The problems don’t end at pipelines, with the entire oil sands project deemed an environmental catastrophe by green activists. They claim it releases large amounts of greenhouse gases into the atmosphere, seriously harming the natural ecosystems, as well as both animal and human inhabitants. Companies operate large open-pit mines to get at the reserves, creating toxic ponds known as ‘tailings’ in the process. This poisons wildlife and turns the natural landscape into a barren wasteland. Canadian researchers have also found that levels of cancer-causing agents in the surrounding lakes are well beyond natural levels. All this has prompted environmental critics to start a ‘Rethink Alberta’ campaign, encouraging potential visitors to stay away until the government suspends oil sands expansion.
But oil companies and their supporters have hit back. They emphasise that water use in the industry is significantly lower than that of Alberta’s southern farmers, and that the companies are committed to ensuring that land used for mining will eventually be reclaimed. One firm, Suncor, has promised to give $1.2bn to deal with toxic tailings and to work with other companies to clean up the environment. The Royal Society of Canada has also published a report claiming the risk of cancer in communities downstream from the area is supported by “no credible evidence”, despite the increased levels of carcinogens found by other researchers. Controversially, prominent pro-oil sands activists have now launched a campaign promoting ethical oil, arguing production in Alberta is preferable to buying oil from Middle Eastern regimes with questionable human rights records, nuclear ambitions or a history
of supporting terrorism.
A profitable province
For now, Alberta continues to profit from its natural resource wealth but an overreliance on a single economic sector may be cause for concern. Information from Statistics Canada and the Alberta Ministry of Enterprise and Advanced Education says that 23.4 percent of the province’s GDP in 2009 came from the energy sector. On the other hand, this is down from 36.1 percent in 1985, suggesting increased diversification in the economy despite rapid investment in the oil sands. Four non-energy sectors registered the strongest expansion in this period: finance and real estate, business and commercial services, construction, and tourism and consumer services. The combined contribution of these sectors grew from 27 percent of economic output to 40. Overall investment also remains high with per capita rates standing at $18,930 in 2010, nearly double the Canadian average.
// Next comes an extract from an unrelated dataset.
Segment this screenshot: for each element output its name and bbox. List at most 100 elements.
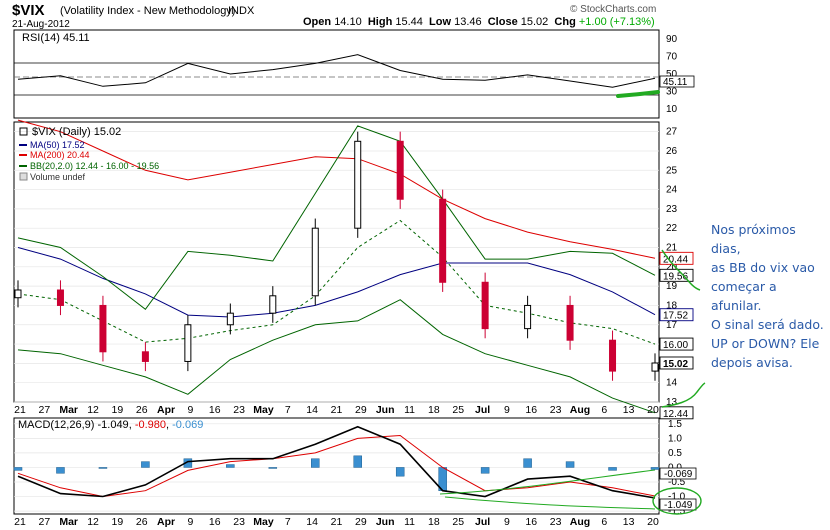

Alberta’s government has been keen to promote the advantages of doing business in the province, billing itself as a place with low tax rates, high growth and a skilled workforce. The province’s cultural and touristic profile has also been rising. Calgary hosted the 1988 Olympic Winter Games, and its annual Calgary Stampede – a tribute to the city’s western heritage and cowboy culture featuring bull riding, country music and a carnival – has become one of Canada’s biggest tourist attractions. Residents are likely to point out that unlike the moonscapes of mining in the Northern oil sands, the province’s Banff and Jasper national parks, part of a UNESCO World Heritage Site, are home to breathtakingly picturesque landscapes. At less than a few hours’ drive from many company headquarters in Calgary or Edmonton, a well-deserved break is never far away.